Beautifully (and seasonally!) done. I wish you had taught my statistics classes.

rolsto said...

Why CABG and not hip replacements as well? I think they are done in far greater numbers, and thus, should be as statistically as robust.

Anonymous said...

One point Joe didn't make; mortality rates for most of these procedures are very low. If you look at complications which occur much more frequently, then you need lower numbers to identify statistically significant differences.

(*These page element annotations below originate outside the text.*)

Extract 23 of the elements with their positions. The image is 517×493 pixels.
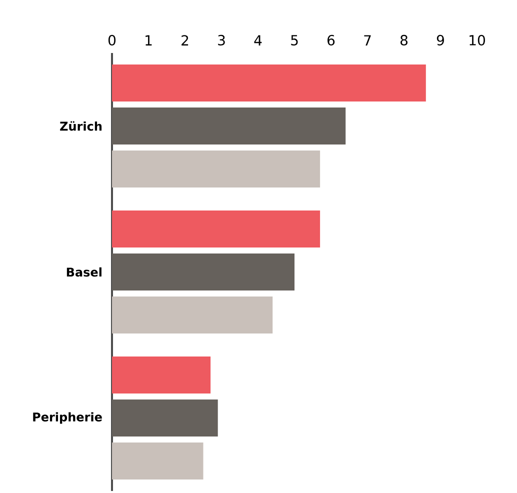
x-tick-label: 5 — [291, 35, 298, 46]
y-tick-label: Zürich — [60, 121, 102, 131]
bar — [112, 108, 346, 145]
x-tick-label: 6 — [328, 34, 335, 46]
x-tick-label: 4 — [254, 35, 262, 46]
x-tick-label: 7 — [364, 35, 371, 46]
x-tick-label: 2 — [182, 35, 188, 46]
bar — [112, 400, 218, 437]
bar — [112, 442, 204, 480]
bar — [112, 210, 320, 248]
bar — [112, 254, 294, 291]
bar — [112, 64, 426, 102]
x-tick-label: 10 — [470, 34, 485, 46]
x-tick-label: 3 — [218, 34, 225, 46]
bar — [112, 296, 273, 334]
bar — [112, 150, 320, 188]
x-tick-label: 9 — [436, 34, 444, 46]
x-tick-label: 0 — [108, 34, 116, 46]
y-tick-label: Basel — [66, 267, 102, 277]
bar — [112, 356, 211, 394]
x-tick-label: 1 — [146, 35, 152, 46]
x-tick-label: 8 — [400, 34, 408, 46]
y-tick-label: Peripherie — [33, 412, 102, 424]
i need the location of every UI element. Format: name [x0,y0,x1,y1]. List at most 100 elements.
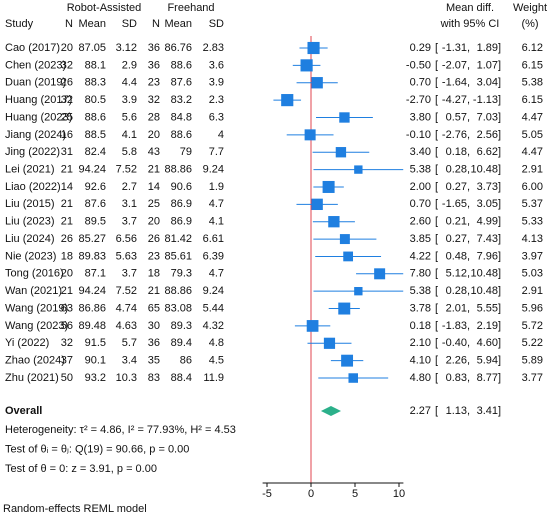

I puzzled about the median number of hip replacements on the chart. I guess every binky rural hospital must be doing hip replacements. Pretty scary. I'd want a surgeon who does at least 100 a year.

jz-md said...

anonymous,
I understand that when the Christmas trees and their branches overlap, we can not attribute real differences. At what distance between the branches does a statistical difference become convincing?

Anonymous said...

One more explanation on the stats thing that worked for me in the past:

If someone said they had a coin that, when flipped, would be heads 90 percent of the time, tails 10 percent, you might believe him after a relatively small number of flips confirmed it. (say, 50 flips with 45 heads and 5 tails, or even less.)

If someone else said his coin would be heads 55 percent of the time, tails 45 percent, 50 flips with heads 28 and tails 22 wouldn't convince you of anything. (could be just chance). so you'd need a heck of a lot of flips before you believed the difference was real.

That's how I've always thought about it.